Now, as much as ever, employers need to be careful when terminating employees. However, as with seemingly everything else these days, the current pandemic poses unique concerns. Indeed, retaliation lawsuits against employers are on the rise with employees claiming they were terminated for complaining of unsafe working conditions during the COVID-19 pandemic. Generally speaking, retaliation can be boiled down to three elements: (1) an employee engaged in some legally protected activity; (2) the employer takes a materially adverse employment action against the employee; and (3) there is a causal connection between the two.
Examples of Situations that Could Create Disputes
Very few employers enter into terminations or layoffs with the intent of wrongfully retaliating against an employee. So, what sorts of situations arise that could create problems?
Example 1: Some employers may see this as a good opportunity to “clean house” while avoiding the confrontation that can come with a termination. The thinking goes that the employee can simply be told that the “layoff” is because of COVID-19 or economic conditions and not poor performance or a bad attitude – it helps the employee save face, makes it easier for them to explain the termination to future employers, and avoids a tough conversation…everybody wins, right?
Example 2: Some employees are constantly raising safety concerns about the workplace. The employer is doing the best it can! Nobody can buy enough PPE at reasonable prices these days. If the employees don’t want to be at the jobsite, then at the time of layoffs, it’s just easier to pick who should go home…right?
Example 3: An employee is asking to work from home in accordance with local or state stay-at-home orders or recommendations. (Situations like these may also include a dispute over whether a worker or a company meets the definition of “essential” under the order or recommendation at issue.) If the employee doesn’t think that their job is essential, then maybe the employer doesn’t need the worker. The employee has admitted that a layoff is appropriate for their position…right?

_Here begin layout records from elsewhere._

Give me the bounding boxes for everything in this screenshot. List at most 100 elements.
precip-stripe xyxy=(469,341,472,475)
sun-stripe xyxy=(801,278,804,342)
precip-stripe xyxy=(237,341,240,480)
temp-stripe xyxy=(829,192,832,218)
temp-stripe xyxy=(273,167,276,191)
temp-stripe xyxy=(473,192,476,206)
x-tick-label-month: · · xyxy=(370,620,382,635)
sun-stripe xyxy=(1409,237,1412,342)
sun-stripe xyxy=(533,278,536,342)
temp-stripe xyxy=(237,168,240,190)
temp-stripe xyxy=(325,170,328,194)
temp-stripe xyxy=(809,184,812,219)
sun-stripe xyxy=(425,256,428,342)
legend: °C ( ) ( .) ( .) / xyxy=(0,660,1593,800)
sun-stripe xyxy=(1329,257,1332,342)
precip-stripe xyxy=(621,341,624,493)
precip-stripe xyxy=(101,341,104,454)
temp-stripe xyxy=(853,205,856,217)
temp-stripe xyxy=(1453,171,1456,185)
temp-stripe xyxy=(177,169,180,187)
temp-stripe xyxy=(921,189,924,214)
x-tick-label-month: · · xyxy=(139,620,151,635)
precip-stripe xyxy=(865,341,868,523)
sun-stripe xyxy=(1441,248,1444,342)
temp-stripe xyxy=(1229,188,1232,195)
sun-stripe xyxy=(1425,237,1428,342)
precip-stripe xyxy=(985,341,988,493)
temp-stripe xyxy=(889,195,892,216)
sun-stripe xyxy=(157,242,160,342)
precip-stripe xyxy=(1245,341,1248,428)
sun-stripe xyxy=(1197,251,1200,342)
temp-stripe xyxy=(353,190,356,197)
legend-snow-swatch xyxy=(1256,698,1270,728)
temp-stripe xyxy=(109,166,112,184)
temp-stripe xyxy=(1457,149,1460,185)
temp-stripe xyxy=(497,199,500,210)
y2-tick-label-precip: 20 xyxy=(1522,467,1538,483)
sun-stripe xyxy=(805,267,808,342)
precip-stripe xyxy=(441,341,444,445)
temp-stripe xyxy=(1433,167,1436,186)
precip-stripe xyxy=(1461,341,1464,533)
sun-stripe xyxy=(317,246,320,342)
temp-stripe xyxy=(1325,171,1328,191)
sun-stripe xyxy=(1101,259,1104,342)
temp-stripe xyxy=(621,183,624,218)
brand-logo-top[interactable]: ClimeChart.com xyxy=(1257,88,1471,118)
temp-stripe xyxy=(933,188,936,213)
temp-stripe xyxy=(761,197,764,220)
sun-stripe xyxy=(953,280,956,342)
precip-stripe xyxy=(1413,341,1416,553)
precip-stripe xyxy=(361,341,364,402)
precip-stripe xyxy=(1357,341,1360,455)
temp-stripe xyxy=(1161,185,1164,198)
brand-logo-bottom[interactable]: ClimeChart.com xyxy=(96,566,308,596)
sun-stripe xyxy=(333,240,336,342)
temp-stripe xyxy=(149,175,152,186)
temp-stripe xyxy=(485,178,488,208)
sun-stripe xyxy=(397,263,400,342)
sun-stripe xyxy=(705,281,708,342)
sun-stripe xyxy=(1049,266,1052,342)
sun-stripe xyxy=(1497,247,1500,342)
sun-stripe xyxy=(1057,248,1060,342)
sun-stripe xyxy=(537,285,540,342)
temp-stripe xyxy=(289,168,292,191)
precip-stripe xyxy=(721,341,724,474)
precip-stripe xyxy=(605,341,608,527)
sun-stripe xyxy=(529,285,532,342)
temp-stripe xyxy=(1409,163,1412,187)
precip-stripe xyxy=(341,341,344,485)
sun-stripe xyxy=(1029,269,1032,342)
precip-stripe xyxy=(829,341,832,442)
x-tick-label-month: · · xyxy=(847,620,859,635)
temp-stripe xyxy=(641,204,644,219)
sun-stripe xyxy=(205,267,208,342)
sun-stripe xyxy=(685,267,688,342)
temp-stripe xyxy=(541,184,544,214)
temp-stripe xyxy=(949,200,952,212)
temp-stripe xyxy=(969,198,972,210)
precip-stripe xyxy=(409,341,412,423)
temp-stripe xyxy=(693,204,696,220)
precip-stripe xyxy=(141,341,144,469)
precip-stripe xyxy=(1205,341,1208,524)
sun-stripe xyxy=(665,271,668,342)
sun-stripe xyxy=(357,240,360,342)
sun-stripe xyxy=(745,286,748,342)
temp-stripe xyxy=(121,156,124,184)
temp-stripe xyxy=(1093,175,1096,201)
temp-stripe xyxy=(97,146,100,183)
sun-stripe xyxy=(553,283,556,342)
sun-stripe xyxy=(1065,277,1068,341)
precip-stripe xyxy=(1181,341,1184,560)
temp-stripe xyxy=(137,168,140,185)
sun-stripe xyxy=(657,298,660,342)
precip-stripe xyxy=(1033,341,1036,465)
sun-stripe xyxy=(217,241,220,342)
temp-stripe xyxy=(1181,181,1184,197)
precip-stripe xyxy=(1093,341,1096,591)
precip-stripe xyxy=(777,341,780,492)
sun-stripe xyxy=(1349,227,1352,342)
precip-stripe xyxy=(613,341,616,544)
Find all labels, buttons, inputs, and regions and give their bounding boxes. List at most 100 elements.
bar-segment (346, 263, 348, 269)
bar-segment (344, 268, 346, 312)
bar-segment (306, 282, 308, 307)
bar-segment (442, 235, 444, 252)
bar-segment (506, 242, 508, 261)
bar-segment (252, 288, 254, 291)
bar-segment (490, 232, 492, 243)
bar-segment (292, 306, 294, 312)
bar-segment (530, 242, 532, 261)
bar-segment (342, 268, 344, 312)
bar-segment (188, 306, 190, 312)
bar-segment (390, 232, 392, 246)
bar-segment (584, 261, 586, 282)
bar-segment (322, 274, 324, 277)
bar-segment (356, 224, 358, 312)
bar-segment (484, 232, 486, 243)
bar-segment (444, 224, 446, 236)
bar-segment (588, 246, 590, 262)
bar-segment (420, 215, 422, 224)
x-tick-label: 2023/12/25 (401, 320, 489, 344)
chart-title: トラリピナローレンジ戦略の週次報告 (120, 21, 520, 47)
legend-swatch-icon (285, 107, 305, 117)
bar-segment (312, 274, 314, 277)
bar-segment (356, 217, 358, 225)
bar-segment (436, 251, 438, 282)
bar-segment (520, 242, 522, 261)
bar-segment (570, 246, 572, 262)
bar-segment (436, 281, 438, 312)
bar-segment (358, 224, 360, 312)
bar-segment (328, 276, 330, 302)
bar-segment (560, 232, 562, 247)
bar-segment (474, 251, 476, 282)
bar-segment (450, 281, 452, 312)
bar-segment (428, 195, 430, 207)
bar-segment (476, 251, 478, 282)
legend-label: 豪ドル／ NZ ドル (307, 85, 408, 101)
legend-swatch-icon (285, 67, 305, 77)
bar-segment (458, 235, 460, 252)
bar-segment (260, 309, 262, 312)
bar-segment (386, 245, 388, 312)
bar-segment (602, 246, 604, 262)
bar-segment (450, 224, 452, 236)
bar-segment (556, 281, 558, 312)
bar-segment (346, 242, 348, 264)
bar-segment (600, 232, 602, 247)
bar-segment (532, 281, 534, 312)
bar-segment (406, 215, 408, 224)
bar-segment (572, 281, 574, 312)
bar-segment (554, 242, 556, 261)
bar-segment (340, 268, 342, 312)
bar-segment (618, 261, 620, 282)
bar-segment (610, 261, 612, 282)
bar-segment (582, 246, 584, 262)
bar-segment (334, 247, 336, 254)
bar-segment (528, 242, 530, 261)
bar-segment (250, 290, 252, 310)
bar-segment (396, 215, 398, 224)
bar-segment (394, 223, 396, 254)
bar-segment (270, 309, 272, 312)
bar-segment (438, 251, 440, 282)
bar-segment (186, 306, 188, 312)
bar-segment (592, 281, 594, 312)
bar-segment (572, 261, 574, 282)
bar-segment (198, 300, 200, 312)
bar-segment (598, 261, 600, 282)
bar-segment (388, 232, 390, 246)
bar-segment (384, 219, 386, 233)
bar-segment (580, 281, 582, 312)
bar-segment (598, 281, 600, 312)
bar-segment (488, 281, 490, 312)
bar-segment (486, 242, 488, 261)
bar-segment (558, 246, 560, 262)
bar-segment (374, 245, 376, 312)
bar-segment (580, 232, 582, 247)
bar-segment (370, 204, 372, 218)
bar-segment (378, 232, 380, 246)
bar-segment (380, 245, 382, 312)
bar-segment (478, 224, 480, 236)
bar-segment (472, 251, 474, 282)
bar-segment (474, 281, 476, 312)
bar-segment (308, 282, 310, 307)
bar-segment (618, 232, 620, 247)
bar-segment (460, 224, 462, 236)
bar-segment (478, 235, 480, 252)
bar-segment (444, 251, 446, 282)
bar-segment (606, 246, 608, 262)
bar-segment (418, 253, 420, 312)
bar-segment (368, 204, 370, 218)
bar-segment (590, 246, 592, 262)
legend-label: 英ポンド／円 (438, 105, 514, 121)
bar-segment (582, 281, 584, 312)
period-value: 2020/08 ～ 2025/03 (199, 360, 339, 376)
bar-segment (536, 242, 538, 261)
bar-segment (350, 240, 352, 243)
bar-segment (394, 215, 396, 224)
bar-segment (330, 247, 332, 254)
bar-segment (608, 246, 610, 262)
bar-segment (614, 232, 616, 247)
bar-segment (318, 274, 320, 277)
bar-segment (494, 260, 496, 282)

Example 4: The employee has (perhaps publicly) asked an employer to provide additional hand sanitizer, more cleaning supplies, and/or enhanced social distancing measures while claiming that the health and safety of all employees are being placed at risk by their employer. The employee is making the employer look bad in public, and that’s bad for business! He or she is stirring up trouble with other workers. I can fire them for hurting morale and damaging the company’s relationship with customers…right?
Simply put: all of these situations can have far-reaching consequences for employers and need to be handled with care.
What’s an employer to do?
With these examples in mind, some employers may worry that it is next to impossible to discipline or terminate an employee who has engaged in protected activity such as this but that is not the case. The key is that employers should not take an adverse action against an employee because of the protected activity. All employees should be held to a consistent set of performance and behavioral expectations with limited exceptions to that general rule that are based on the law or objective, non-discriminatory reasons.
For example, there are likely legitimate reasons why employment situations are handled differently as between long-term employees with stellar records and newer employees who have quickly amassed long “rap sheets” of employment infractions. In such situations, documentation is critical to demonstrate that the employee was fired for the misdeed at issue and not prior protected activity such as raising health and safety concerns. Additionally, the employer’s reaction to the protected activity will be scrutinized. For example, did the employer listen to the employee’s concern, calmly consider the request, and then make a reasoned decision? Or did the employer get frustrated, tell the employee that they should be grateful to have a job at all in this environment, and tell them to quit if they didn’t like their job?
Consider also the first example identified in this article – the “layoff” for purported COVID-19 or economic reasons rather than performance concerns. What happens when the employer seeks to quickly refill that position with a new employee? A recently terminated employee may question whether he or she was truly laid off due to the economy when someone else is hired as a replacement. The former employee may argue that the employer’s stated reason was pretext and that the true reason relates to discrimination due to a protected characteristic or was in retaliation because the employee had asked for leave under the Families First Coronavirus Relief Act (“FFCRA”). In short, attempts to avoid a difficult conversation regarding the employee’s performance may earn the employer an extended conversation about the matter in litigation proceedings that can take 12-18 months.
- Good faith complaints by employees about perceived legal violations or health and safety issues should be dealt with in good faith by employers, and employers should document their responses to such matters.
- Both the Emergency Family and Medical Leave Expansion Act and the Emergency Paid Sick Leave Act under the FFCRA contain anti-retaliation provisions.
- Retaliating against employees because they raise good faith concerns about safety may lead to claims under both the OSH Act and the National Labor Relations Act.
- Review the organizational structures and reporting mechanisms for employees to express concerns. Are supervisors trained to take the complaints seriously? How are concerns escalated to decision makers? Do employees feel comfortable raising complaints?
- Remain calm when concerns are raised. If the complaint is unfounded, the investigation will usually reveal that. If necessary, take steps to correct the problem.
- Seek legal counsel in situations that are ripe for discrimination or retaliation lawsuits.